Die Corona-Krise hat vieles zutage gefördert, was sonst ignoriert geblieben wäre. Auch und gerade im Kulturbereich. Zum Beispiel die empörend prekären Bedingungen, unter denen viele Künstlerinnen und Künstler schon in normalen Zeiten ihren Berufen nachgehen. Die offensichtlichen Schwierigkeiten der Politik, wirklich leistungsfähige Hilfsprogramme auf die Beine zu stellen, zeigen deutlich, dass es an den entscheidenden Stellen sehr wenig Wissen darüber gibt, wie diese Bedingungen aussehen.
Die Corona-Krise fördert aber auch die auffällige Trägheit derer zutage, die sonst ganz selbstverständlich die Leistungen der Kulturschaffenden in Anspruch nehmen. Oder konsumieren, wenn man so will. Dem gewöhnlichen Theater- oder Konzertgänger fällt es vermutlich gar nicht so schwer, ein Vierteljahr oder länger auf Live-Kultur zu verzichten. Gibt ja genug andere Angebote. Aber während dieser Zeit könnte irreparabler Schaden entstehen. Wenn Existenzen vernichtet und Ensembles zerschlagen sind, wenn Häuser oder Hallen auf Dauer geschlossen bleiben.
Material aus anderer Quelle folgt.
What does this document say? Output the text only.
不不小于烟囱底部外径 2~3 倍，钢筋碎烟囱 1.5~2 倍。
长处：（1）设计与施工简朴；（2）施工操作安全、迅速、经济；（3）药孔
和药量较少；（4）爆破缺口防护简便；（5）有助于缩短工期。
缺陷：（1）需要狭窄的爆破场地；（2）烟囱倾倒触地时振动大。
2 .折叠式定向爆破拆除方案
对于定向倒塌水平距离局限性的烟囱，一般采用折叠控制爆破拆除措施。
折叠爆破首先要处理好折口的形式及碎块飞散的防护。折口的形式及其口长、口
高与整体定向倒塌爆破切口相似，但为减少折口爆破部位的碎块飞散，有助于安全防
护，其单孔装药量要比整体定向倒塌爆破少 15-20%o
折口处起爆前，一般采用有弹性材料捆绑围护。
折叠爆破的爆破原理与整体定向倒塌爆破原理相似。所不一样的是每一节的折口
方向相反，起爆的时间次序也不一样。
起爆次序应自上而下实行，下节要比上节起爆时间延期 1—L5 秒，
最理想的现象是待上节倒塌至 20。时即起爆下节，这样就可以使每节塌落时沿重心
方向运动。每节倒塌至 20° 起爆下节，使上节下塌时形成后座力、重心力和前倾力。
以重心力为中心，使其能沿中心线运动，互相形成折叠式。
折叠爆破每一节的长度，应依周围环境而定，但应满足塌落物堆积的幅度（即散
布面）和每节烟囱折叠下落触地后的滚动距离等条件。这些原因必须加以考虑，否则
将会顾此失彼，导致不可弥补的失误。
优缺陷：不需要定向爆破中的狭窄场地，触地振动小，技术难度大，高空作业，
Schon zeichnet sich eine höchst gefährliche Diskussion ab: Wie viel Kultur brauchen wir eigentlich? Wie viel Kultur können wir uns leisten? Gibt es derzeit nicht Dringenderes? Sie ist deshalb gefährlich, weil sie im Moment nur zwischen den Künstlern selbst ausgetragen wird und denen, die Kultur für ohnehin verzichtbar halten. Die einen also mit ureigenstem persönlichen Interesse, die anderen mit grundlegendem Unverständnis.
Es ist höchste Zeit, dass all die endlich ihre Stimme erheben, denen Theater, Konzert, Oper wirklich etwas bedeuten. Vielen von ihnen spenden bereits gekaufte Karten oder unterstützen einen der unzähligen Hilfsfonds. Mindestens genauso wichtig wäre es, wenn möglichst viele Menschen Kultur als das einfordern würden, was sie ist: ein Lebensmittel. Wobei es nicht darum geht, schnelle, fahrlässige Öffnungen zu fordern. Sondern darum, der Politik zu zeigen, dass Kultur auf der Agenda ruhig ein bisschen weiter vorne stehen könnte.